Fraternité – Une Perspective Franciscaine Séculière

Joan Geiger, SFO

L’Ordre franciscain séculier se distingue des autres associations laïques de l’Eglise par le fait que son premier but est de s’appliquer à vivre la vie de l’Evangile … En tant qu’ordre laïc, l’Ordre franciscain séculier met l’accent sur la vie en fraternité, la quête personnelle de la sainteté, les apostolats individuels et en fraternité comme mode de vie pour apporter la justice sociale et la paix parmi tous.1

En tant que disciples de saint François, les Franciscains séculiers sont appelés à la fraternité – c’est-à-dire à être une communauté de frères et soeurs de Jésus avec François. La fraternité:

Dans sa jeunesse, François s’est révélé à travers ses relations avec ses amis. Il aimait la compagnie et était connu pour ses manières insouciantes. Il était plus enclin à faire des choses avec les autres que tout seul. La vie de François changea radicalement quand Jésus l’appela à “construire mon Eglise.” Dans la solitude, il répondit littéralement en se dépouillant de ses biens terrestres et en embrassant “Madame la Pauvreté.” Peu après qu’il eut quitté sa famille et ses amis, d’autres se sentirent attirés par François. Ils avaient été les témoins de son mode de vie humble et détaché, de sa prière exemplaire et intense, et voulaient suivre Jésus comme lui le suivait. Très tôt cet “aimant humain ” eut une suite de compagnons – Bernard de Quintavalle, Pierre de Catane, Léon, Gilles, Elie et Rufin – pour ne nommer que quelques uns d’entre eux. C’était le début de la communauté et fraternité franciscaine.
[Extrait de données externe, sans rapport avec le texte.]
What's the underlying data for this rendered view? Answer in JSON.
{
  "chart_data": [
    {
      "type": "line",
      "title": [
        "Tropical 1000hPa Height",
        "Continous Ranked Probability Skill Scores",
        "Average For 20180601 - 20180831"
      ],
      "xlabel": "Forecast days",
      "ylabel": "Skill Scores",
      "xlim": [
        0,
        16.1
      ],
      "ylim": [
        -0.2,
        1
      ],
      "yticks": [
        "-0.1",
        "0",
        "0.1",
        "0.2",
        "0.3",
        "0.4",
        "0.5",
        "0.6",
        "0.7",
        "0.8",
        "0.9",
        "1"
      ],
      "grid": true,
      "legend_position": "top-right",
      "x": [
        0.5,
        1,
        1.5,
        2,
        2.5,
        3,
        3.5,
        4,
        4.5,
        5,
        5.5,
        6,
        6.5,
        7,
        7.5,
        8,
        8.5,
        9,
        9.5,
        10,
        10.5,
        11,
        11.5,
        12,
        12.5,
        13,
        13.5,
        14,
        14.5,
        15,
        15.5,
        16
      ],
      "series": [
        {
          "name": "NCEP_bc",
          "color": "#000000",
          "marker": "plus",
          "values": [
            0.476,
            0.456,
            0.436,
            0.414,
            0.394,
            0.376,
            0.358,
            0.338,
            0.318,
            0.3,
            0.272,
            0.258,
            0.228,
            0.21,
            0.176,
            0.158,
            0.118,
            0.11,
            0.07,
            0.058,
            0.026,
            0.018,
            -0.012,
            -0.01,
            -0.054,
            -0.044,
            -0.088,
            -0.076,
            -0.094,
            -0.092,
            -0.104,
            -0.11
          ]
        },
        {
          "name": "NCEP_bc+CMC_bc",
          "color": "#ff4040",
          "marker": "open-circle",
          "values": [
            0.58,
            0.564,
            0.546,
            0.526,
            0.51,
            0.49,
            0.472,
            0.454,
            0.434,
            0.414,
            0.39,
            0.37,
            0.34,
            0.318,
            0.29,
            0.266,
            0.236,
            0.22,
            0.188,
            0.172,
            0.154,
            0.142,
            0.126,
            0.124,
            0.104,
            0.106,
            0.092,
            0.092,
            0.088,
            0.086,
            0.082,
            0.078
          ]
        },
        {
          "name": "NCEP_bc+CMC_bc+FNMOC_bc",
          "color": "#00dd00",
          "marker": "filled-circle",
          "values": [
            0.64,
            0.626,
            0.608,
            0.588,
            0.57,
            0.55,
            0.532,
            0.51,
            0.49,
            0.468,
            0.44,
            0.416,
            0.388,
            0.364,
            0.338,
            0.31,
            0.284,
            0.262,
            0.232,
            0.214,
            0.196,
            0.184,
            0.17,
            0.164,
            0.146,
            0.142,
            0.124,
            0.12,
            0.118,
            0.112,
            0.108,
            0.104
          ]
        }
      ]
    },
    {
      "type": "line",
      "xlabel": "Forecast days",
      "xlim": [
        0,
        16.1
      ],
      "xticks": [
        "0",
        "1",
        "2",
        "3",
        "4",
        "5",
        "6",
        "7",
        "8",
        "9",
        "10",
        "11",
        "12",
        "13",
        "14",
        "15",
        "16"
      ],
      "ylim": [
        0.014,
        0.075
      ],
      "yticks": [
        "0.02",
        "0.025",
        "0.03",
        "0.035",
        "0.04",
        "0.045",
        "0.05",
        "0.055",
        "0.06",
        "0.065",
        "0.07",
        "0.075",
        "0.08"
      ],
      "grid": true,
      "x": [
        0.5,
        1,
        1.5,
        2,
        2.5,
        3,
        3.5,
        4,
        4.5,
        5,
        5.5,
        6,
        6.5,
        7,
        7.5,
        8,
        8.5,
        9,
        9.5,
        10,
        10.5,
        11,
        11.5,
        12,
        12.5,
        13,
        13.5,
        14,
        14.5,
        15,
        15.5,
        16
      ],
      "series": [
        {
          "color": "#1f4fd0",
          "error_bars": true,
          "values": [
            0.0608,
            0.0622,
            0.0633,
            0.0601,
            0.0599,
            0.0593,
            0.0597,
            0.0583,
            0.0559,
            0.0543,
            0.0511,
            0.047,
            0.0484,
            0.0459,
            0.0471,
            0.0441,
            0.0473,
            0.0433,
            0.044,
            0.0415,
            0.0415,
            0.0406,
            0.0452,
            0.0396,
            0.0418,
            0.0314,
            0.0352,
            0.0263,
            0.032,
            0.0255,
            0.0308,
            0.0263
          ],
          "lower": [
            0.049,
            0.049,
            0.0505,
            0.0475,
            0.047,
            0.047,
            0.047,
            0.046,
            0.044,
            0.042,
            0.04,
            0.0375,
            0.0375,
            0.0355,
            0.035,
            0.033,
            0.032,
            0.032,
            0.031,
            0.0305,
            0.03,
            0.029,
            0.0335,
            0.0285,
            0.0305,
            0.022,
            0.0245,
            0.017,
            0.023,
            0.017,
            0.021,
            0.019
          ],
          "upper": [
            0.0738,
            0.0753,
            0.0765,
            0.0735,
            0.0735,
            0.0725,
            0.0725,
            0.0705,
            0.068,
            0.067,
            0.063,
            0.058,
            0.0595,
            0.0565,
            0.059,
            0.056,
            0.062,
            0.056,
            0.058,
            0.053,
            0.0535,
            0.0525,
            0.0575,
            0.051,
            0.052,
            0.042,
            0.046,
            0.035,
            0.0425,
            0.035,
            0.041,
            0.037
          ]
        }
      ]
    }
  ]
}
L’Ordre franciscain séculier regroupe les fraternités aux différents niveaux – local, régional, national et international. Ces fraternités ont chacune sa propre responsabilité morale dans l’Eglise. Elles sont unies et reliées entres elles selon les normes prévues par cette Règle (Règle, article 20) et les Constitutions.
Chaque fraternité est une cellule de l’Eglise et de l’Ordre. La Fraternité de St. Michael, Queens County, à New York, est une fraternité locale ; l’une des 39 fraternités qui constituent la Région de Tau Cross. Bien qu’elle existe depuis plus de cent ans (fondée en 1892), la Fraternité St. Michael a été intégrée à la Région de Tau Cross il y a dix ans seulement (1997) quand les fraternités des comtés du Bronx, de Brooklyn, du Queens, de Nassau et de Suffolk (Long Island et trois boroughs de la ville de New York) ont été regroupées.

La Région de Tau Cross est la plus jeune parmi les régions des Etats-Unis (national), qui comptent 31 fraternités régionales.

La Fraternité de St. Michael se réunit tous les mois, le dernier dimanche, à l’église de Our Lady of Perpetual Help, à Ozone Park, à New York. Elle compte 30 membres profès, mais un grand nombre d’entre eux sont âgés et obligés de rester à la maison. Environ 10-12 membres participent régulièrement aux réunions mensuelles. Elle a aussi 4 candidats en formation et 1 postulant. Le Ministre, qui est élu par les membres profès pour un mandat de trois ans, dirige la réunion. La réunion commence et se termine par une prière du Rituel de l’OFS et un cantique. Chaque réunion de la Fraternité comporte une lecture des Ecritures, une formation continue (pertinente à la période ecclésiale/liturgique, calendrier franciscain, etc.), un échange/réflexion en se basant sur les lectures, un discours de l’Assistant spirituel (un Capucin franciscain), des prières d’intercession / intentions, et des informations sur les prochains événements franciscains séculiers. La réunion se termine par une soirée amicale. Le responsable de la formation guide les candidats dans leurs études de la spiritualité franciscaine. La Fraternité de St. Michael fait un don mensuel à l’Apostolat de la famille franciscaine. Cette contribution aide une famille dans le besoin en Inde. La Fraternité reçoit régulièrement la correspondance de cette famille l’informant des bonnes oeuvres réalisées grâce à sa contribution. La Fraternité envoie aussi un don en argent à une paroisse locale dans le besoin. Elle compte parmi ses principaux apostolats les campagnes de vivres pour réapprovisionner les garde-manger de l’Eglise et la collecte d’habits pour enfants et d’autres articles pour aider un centre de mères célibataires. De plus, les membres participent activement aux ministères de leurs paroisses. Un bulletin bimensuel de la Fraternité est envoyé à tous les membres.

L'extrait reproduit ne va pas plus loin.